Leading healthcare company AbbVie (ABBV -0.16%) appears to be hungry for deals to help it diversify its revenue streams. That's because it will need to become less reliant on Humira, its blockbuster rheumatoid arthritis drug, which is losing patent protection. One example of this came in 2020 when it closed on a massive $63 billion acquisition of Botox maker Allergan. To further diversify its operations, the company recently announced another acquisition.

AbbVie to acquire ImmunoGen

On Nov. 30, AbbVie announced plans to acquire oncology company ImmunoGen (IMGN) for approximately $10.1 billion. It will fund the deal through cash. The acquisition will help strengthen AbbVie's portfolio, giving it a promising asset in Elahere. Elahere is an antibody-drug conjugate (ADC) that regulators have approved for treating platinum-resistant ovarian cancer. Analysts project that at its peak in 2029, the therapy will generate annual revenue of over $1.4 billion.

Unlike other cancer treatments and therapies which can damage other healthy cells in the process, ADCs target cancer cells and can lead to better results for patients. ImmunoGen has other ADCs in its pipeline, though nothing that's beyond phase 2 trials. But with years of experience working on them, the company would instantly improve AbbVie's growth opportunities within oncology.

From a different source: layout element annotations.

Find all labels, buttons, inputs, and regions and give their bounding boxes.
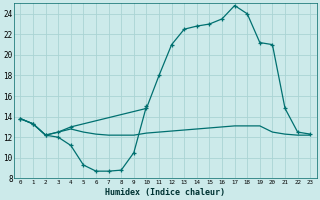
X-axis label: Humidex (Indice chaleur): Humidex (Indice chaleur) — [105, 188, 225, 197]
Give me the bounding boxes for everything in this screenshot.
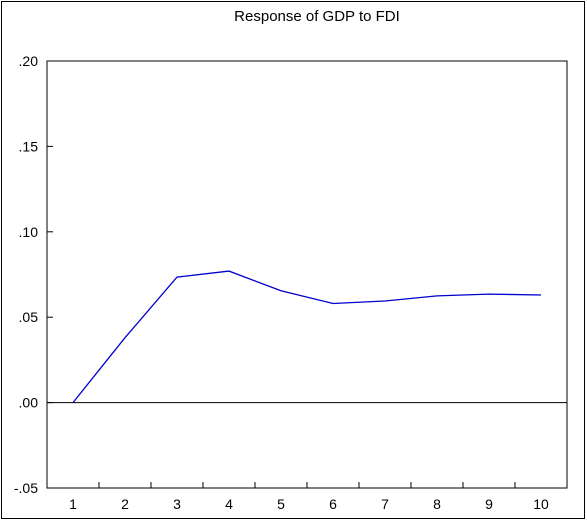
data-point: [331, 302, 335, 306]
x-tick-label: 8: [433, 496, 441, 512]
x-tick-label: 9: [485, 496, 493, 512]
x-tick-label: 7: [381, 496, 389, 512]
x-tick-label: 5: [277, 496, 285, 512]
data-point: [227, 269, 231, 273]
data-point: [383, 299, 387, 303]
x-tick-label: 2: [121, 496, 129, 512]
data-point: [539, 293, 543, 297]
y-tick-label: .00: [19, 395, 39, 411]
data-point: [435, 294, 439, 298]
data-point: [175, 275, 179, 279]
x-tick-label: 10: [533, 496, 549, 512]
x-tick-label: 4: [225, 496, 233, 512]
chart-title: Response of GDP to FDI: [234, 8, 400, 25]
plot-area: [46, 60, 568, 489]
x-tick-label: 6: [329, 496, 337, 512]
x-tick-label: 3: [173, 496, 181, 512]
y-tick-label: .05: [19, 309, 39, 325]
x-tick-label: 1: [69, 496, 77, 512]
data-point: [123, 336, 127, 340]
data-point: [71, 401, 75, 405]
y-tick-label: .20: [19, 53, 39, 69]
data-point: [279, 289, 283, 293]
y-tick-label: .15: [19, 138, 39, 154]
series-line: [72, 270, 542, 404]
data-point: [487, 292, 491, 296]
y-tick-label: .10: [19, 224, 39, 240]
y-tick-label: -.05: [14, 480, 38, 496]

AbbVie can benefit from more diversification

For AbbVie, the acquisition makes a lot of sense: Its lack of diversification is one reason investors aren't overly bullish on the healthcare stock these days. Its top-selling drug Humira saw a loss in sales this year due to rising competition related to patent expiration. And while the company has a plan to make up for that void with other immunology drugs, Skyrizi and Rinvoq, it hasn't been winning over investors; year to date, share prices of AbbVie are down 11%.

In its third-quarter results, immunology drugs generated $6.8 billion in sales, accounting for nearly half of the company's total revenue of $13.9 billion. This is despite AbbVie having products in many other segments, including eye care, neuroscience, aesthetics, and oncology. Its oncology business is its second-largest, but at $1.5 billion, the revenue the company's cancer drugs brought in was about one-fifth of immunology drug sales.

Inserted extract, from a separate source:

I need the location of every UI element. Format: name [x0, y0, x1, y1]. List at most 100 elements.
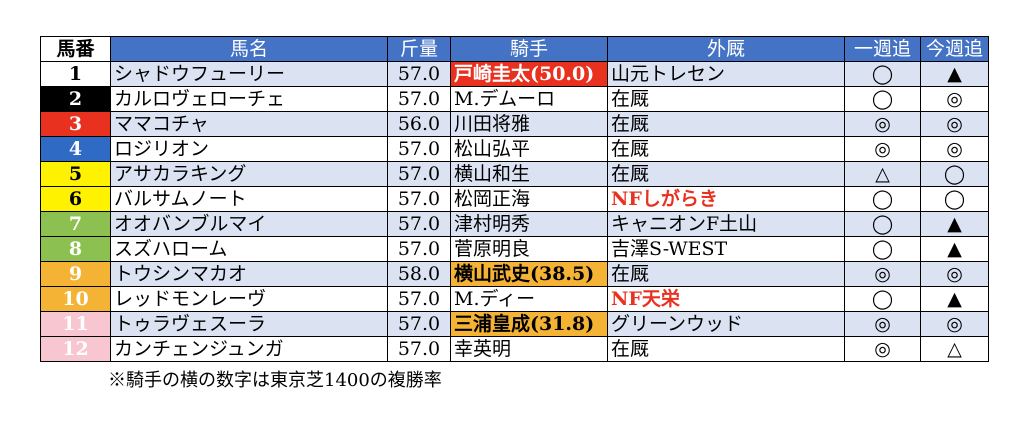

Acquiring ImmunoGen will help pad AbbVie's oncology revenue while also bolstering its pipeline in the process.

AbbVie is in a great position to spend on acquisitions

Despite the stock's struggles this year, I'm not concerned about AbbVie. This is a solid business that generates ample cash flow to support both its dividend (it now yields 4.3%) and its growth opportunities. Over the past 12 months, the company generated $24.7 billion in free cash flow, with $10.4 billion of that going to cover its dividend payments.

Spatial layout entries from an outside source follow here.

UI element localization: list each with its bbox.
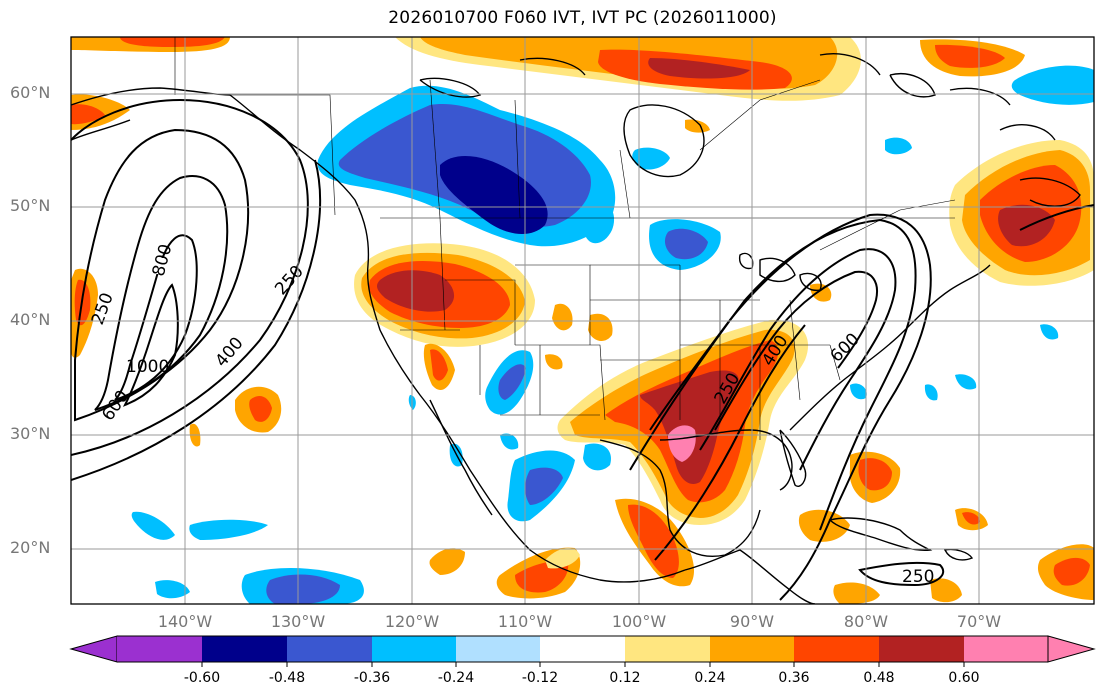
map-title: 2026010700 F060 IVT, IVT PC (2026011000) bbox=[388, 8, 777, 28]
colorbar-label: -0.36 bbox=[353, 670, 391, 686]
colorbar-label: -0.48 bbox=[268, 670, 306, 686]
ivt-contours bbox=[71, 98, 1094, 601]
gridlines bbox=[71, 37, 1094, 604]
colorbar-label: 0.60 bbox=[948, 670, 980, 686]
colorbar-label: -0.12 bbox=[521, 670, 559, 686]
lon-tick: 140°W bbox=[157, 612, 213, 631]
colorbar-label: 0.12 bbox=[609, 670, 641, 686]
lon-tick: 130°W bbox=[270, 612, 326, 631]
contour-label: 250 bbox=[902, 567, 934, 587]
lat-tick: 30°N bbox=[10, 424, 51, 443]
lat-tick: 60°N bbox=[10, 83, 51, 102]
lon-tick: 90°W bbox=[729, 612, 775, 631]
negative-anomaly-shading bbox=[131, 65, 1094, 604]
colorbar-label: 0.48 bbox=[863, 670, 895, 686]
lat-tick: 50°N bbox=[10, 196, 51, 215]
colorbar bbox=[69, 635, 1096, 667]
colorbar-label: -0.24 bbox=[437, 670, 475, 686]
colorbar-label: 0.24 bbox=[694, 670, 726, 686]
lat-tick: 40°N bbox=[10, 310, 51, 329]
lon-tick: 100°W bbox=[611, 612, 667, 631]
contour-label: 1000 bbox=[126, 357, 169, 377]
lon-tick: 80°W bbox=[843, 612, 889, 631]
lon-tick: 70°W bbox=[956, 612, 1002, 631]
lat-tick: 20°N bbox=[10, 538, 51, 557]
positive-anomaly-shading bbox=[71, 37, 1094, 604]
colorbar-label: -0.60 bbox=[183, 670, 221, 686]
colorbar-label: 0.36 bbox=[778, 670, 810, 686]
lon-tick: 110°W bbox=[497, 612, 553, 631]
colorbar-extend-low bbox=[69, 635, 118, 663]
map-frame bbox=[70, 36, 1095, 605]
colorbar-extend-high bbox=[1047, 635, 1096, 663]
lon-tick: 120°W bbox=[384, 612, 440, 631]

AbbVie's strong cash-generating operations enable it to take on ImmunoGen in a cash deal, without having to rely on stock offerings or taking on mammoth amounts of debt. If the company can continue to pump out such impressive amounts of free cash, don't be surprised to see more deals in the future as it continues to expand its business.

Is AbbVie stock a buy?

AbbVie was a solid stock to buy even before this deal. Acquiring ImmunoGen is a good move for the company. And it should remind investors that AbbVie, equipped with strong financials, will find opportunities to get bigger and more diverse.

The stock trades at a forward price-to-earnings multiple of only 13. At such a modest valuation, AbbVie is practically a no-brainer buy for the long haul.